Доктор зажег керосиновую лампу, сделал фитиль повыше, чтобы ярче горело: каюту залило золотистое сияние. Повсюду – на стульях, спинке дивана, ширме – висела мокрая одежда и постельное белье.
Дэвидсон развязал брюки, исподнее, приспустил до колен. Расстегнул три нижние пуговицы рубашки. Доктор достал из стопки глаженого белья нечто похожее на наволочку и набросил на спинку стула.
– Можете опереться сюда ягодицами.
Дэвидсон повиновался. Монктон опустился на колени, приступил к осмотру.
– Тут побаливает?
– Да.
– И здесь, наверное, тоже?
Дэвидсон вздрогнул.
Доктор сочувственно поцокал языком.
– Потерпите еще чуть-чуть, будьте паинькой. Кажется, враг уже виден.

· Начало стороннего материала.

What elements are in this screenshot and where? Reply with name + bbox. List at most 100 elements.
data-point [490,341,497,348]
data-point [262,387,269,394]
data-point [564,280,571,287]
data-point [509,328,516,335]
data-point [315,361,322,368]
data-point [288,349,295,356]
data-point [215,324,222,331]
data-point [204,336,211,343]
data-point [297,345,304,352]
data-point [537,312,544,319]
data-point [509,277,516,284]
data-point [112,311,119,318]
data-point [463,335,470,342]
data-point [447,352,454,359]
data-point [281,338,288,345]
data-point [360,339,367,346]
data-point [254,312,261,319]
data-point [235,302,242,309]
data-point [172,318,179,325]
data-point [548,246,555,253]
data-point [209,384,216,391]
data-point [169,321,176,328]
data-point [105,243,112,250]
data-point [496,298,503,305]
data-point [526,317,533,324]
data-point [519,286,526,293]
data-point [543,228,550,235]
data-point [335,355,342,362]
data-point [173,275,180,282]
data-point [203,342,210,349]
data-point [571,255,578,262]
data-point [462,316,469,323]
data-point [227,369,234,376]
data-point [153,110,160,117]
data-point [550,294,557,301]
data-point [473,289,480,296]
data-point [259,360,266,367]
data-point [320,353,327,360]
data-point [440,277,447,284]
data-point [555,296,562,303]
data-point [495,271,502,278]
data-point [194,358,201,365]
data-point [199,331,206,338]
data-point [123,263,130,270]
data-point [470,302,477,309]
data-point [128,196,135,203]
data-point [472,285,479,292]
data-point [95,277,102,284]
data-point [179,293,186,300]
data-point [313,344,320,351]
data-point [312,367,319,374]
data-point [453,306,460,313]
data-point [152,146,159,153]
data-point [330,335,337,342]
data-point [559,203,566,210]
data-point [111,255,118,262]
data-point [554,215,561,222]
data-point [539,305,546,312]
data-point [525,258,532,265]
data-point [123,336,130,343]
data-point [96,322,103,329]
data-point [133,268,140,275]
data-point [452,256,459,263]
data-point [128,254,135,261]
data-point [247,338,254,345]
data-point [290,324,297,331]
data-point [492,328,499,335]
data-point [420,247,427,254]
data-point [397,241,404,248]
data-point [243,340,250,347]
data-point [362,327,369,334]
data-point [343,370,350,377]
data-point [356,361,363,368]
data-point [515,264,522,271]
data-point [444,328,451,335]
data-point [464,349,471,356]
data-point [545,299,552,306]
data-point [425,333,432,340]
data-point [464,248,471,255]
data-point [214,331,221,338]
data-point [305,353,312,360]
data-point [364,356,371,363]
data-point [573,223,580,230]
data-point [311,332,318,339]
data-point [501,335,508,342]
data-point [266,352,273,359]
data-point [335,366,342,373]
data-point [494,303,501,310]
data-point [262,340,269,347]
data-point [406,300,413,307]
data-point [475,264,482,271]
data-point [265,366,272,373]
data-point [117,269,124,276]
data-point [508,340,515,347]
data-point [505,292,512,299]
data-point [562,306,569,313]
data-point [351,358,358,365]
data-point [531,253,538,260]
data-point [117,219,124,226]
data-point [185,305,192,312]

Один из металлических инструментов оказался такой холодный, что от его прикосновения пациент отшатнулся. Некоторое время он чувствовал лишь жар лампы на коже и пальцы доктора, щупавшие его мошонку и промежность. Вдруг его чресла и нижнюю часть кишечника пронзила боль, бедра пробрала дрожь.
– М-м. Так я и думал. – Монктон встал с колен, поморщившись от натуги. – Маленький паразит. Ничего страшного, простая инфекция. Неприятно, больно, но лечится легко. Такое часто встречается в условиях скученности. В тюрьмах. Казармах. И прочем подобном. – Он примолк, шмыгиул носом. – В работных домах.
– Вы не знаете, как я мог это подцепить?
Монктон мельком посмотрел в глаза Дэвидсона.
– Вам лучше знать, сэр.
Лорд Куинсгроув вспыхнул. Пожал плечами.
– Увы.
Доктор кивнул. Подошел к умывальнику, принялся тщательно мыть руки и запястья.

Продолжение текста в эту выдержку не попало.